Hello everyone. I am one of those who wants to have limb lengthening surgery, or so called height surgery. Right now, I am 25 years old and 148 cm tall. My goal is not to be too tall, I want to have just a normal height. I’ve been looking for ways how to grow taller since the last year of high school. Up till now, I’d tried almost all height increasing products on the market before I decided to have this surgery; pills, medicines, insoles, limb lengthening books, pilates, stretching exercises, I even thought about taking hormonal medicines.
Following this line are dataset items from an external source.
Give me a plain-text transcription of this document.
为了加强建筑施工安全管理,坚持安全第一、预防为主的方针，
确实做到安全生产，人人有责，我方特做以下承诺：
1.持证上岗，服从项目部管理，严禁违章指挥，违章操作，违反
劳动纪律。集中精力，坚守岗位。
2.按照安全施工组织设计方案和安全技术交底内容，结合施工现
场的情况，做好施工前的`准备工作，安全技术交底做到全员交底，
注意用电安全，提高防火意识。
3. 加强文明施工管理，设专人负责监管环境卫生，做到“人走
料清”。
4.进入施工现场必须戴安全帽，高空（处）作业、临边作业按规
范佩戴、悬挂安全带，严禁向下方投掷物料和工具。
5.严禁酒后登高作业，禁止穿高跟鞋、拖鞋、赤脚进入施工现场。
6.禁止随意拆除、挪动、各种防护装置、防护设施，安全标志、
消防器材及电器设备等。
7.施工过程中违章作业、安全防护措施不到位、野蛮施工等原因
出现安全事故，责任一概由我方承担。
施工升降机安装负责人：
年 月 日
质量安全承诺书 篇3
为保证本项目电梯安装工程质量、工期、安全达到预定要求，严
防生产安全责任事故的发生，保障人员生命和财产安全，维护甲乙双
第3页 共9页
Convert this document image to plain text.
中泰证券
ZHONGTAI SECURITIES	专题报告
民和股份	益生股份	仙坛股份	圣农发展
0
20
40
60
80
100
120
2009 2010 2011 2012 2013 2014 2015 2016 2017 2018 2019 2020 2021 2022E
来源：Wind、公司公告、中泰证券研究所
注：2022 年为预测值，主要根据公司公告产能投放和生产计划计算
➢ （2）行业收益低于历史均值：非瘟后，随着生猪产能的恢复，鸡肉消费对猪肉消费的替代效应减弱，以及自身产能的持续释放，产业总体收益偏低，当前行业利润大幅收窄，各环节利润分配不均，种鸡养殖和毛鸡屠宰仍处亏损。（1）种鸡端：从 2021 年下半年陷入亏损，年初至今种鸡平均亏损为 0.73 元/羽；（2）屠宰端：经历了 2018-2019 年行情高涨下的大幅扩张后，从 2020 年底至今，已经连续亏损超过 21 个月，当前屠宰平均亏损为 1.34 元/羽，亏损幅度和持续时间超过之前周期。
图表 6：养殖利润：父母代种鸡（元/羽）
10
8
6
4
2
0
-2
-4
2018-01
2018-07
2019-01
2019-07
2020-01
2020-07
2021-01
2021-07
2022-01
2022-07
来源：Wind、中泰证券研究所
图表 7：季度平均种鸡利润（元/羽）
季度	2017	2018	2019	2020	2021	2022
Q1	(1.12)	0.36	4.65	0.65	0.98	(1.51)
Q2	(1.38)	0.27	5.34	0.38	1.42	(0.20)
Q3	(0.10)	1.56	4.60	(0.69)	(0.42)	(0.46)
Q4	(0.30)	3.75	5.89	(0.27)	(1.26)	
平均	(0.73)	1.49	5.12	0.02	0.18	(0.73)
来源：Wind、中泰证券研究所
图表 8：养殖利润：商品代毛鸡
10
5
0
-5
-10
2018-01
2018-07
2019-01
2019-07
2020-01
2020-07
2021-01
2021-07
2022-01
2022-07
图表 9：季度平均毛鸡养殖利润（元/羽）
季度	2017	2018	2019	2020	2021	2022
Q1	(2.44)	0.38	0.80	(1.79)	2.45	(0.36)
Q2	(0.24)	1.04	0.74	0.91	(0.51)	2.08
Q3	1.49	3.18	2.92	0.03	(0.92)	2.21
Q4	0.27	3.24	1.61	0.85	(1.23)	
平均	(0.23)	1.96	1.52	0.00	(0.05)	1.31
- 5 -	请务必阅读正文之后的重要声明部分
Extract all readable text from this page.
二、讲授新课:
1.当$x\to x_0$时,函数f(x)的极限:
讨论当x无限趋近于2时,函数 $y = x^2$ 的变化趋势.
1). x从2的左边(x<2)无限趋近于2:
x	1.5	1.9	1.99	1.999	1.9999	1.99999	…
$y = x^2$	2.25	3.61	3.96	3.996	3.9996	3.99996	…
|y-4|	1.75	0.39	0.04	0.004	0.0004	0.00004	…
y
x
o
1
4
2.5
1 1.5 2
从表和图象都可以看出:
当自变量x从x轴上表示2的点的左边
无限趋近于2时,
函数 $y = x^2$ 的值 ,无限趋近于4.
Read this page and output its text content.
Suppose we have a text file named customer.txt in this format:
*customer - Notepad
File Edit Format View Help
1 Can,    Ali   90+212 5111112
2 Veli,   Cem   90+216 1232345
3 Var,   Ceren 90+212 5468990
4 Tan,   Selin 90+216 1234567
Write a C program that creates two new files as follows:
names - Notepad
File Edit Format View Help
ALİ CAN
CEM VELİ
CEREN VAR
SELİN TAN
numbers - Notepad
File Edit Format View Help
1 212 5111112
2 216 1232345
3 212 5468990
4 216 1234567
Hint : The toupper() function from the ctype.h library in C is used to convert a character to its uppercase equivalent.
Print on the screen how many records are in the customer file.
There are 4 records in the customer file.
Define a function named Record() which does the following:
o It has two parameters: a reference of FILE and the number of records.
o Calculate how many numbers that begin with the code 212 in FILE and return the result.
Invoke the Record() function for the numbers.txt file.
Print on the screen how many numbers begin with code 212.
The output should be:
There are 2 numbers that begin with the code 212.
This is very dangerous and a potential cause of death. Why am I telling you this? I want to avoid you making the same mistakes and not to waste your time, your health, your money; Cause I’ve lost my years, my best times. No one whose growth plates are closed can lengthen his height with these methods; they are all fake and for commercial purposes. By nature, I’m a very positive person and never give up. That’s why I always try again. Although I could not get any results, I never gave height increasing up.
My high school life wasn’t good at all. While I was in school, I was thinking about going home and getting in bed as soon as possible. I was running away from the people. The main problem was not people who called me “short”, the only problem was with me. Shortness was a problem that affected my whole life; I was not feeling well, I was bothering the clothes I wore.
Most importantly, I did not love myself. It prevented everything I wanted to do. Some years ago, I found out about limb lengthening surgery on the internet when I was in the last year of high school. I also watched some TV programs about this surgery, and then I started to research.
I have read that the height surgery is both very expensive and risky, because of this I gave up trying to increase my height. On the other hand, I wanted to feel better. I found a way out of this situation, I’ve bought some height increasing insoles and use them to look taller. I always prefer long and loose pants in order not to be apparent from the outside. I have never worn skinny pants. This way, I felt better, but up to a point, of course. Especially in summer, I could not wear flip-flops or I had to buy closed summer shoes all the time.
I would not like to visit anybody, because I thought if I would take off my shoes, the insoles inside of my shoes might appear and people make fun of me. I have not told you about all difficulties which I have been through in. Cause of my stature, I have not even gone to university. I am currently continuing my study with open education, I am a second-year student in the department of justice.
I would want I was used to being short, but could not manage it. I was always dreaming; I thought that if I would have a lot of money, no matter how old I was, I would have surgery and make my dreams come true. When people were asked what is your life’s biggest dream, everyone answered different things, when I was asked, I said that I want to be taller, whether if I had anything else. Of course, I just said it to myself ???? When I’m tall, all the doors already will be unlocked, and I’ll feel better. I will wake up happy every morning. I will go to work, outside and socializing happier, but if I can’t grow taller, I will live my life postponing something.
“For me, to lengthen my height is like the taste we get from food, water, love…”
I have a dream. It’s found a remedy to make my dream come true, but I can’t achieve it.
I decided to research about the latest developments in height surgery, and coincidentally, I met the Patient Guidance Counselor on this site and realized that I’ve not known anything about this surgery until now. He was a man who had gone through all these procedures and lengthened his height. I can say it was light in my darkness. That moment, I can not explain how I was happy, there is no way to describe it…
I would like to thank to the Patient Guidance Counselor that he answered my questions without being bored, and informed me of developments. It’s nice to have someone who understands me! I postpone my best times until this age, I fooled myself and my years are gone, this is very saddening… I will not postpone my life anymore, I need it to get a taste of life.
I’ve started saving money for my surgery, I will receive a loan for some part of the money from a bank and will have height surgery in Baku.
“I can’t bring back my lost years, but my future is in my hands. I want to do something for myself.”
I know that there are many people like me, I will try to help everyone as much as I can and keep you informed even a little way. I’m going to achieve my dreams step by step and I’m so happy. I’m still dreaming but this time I’m trying to be used to being tall on the contrary. The moment I get out of surgery and open my eyes will be my “birthday”. Because this is my biggest dream!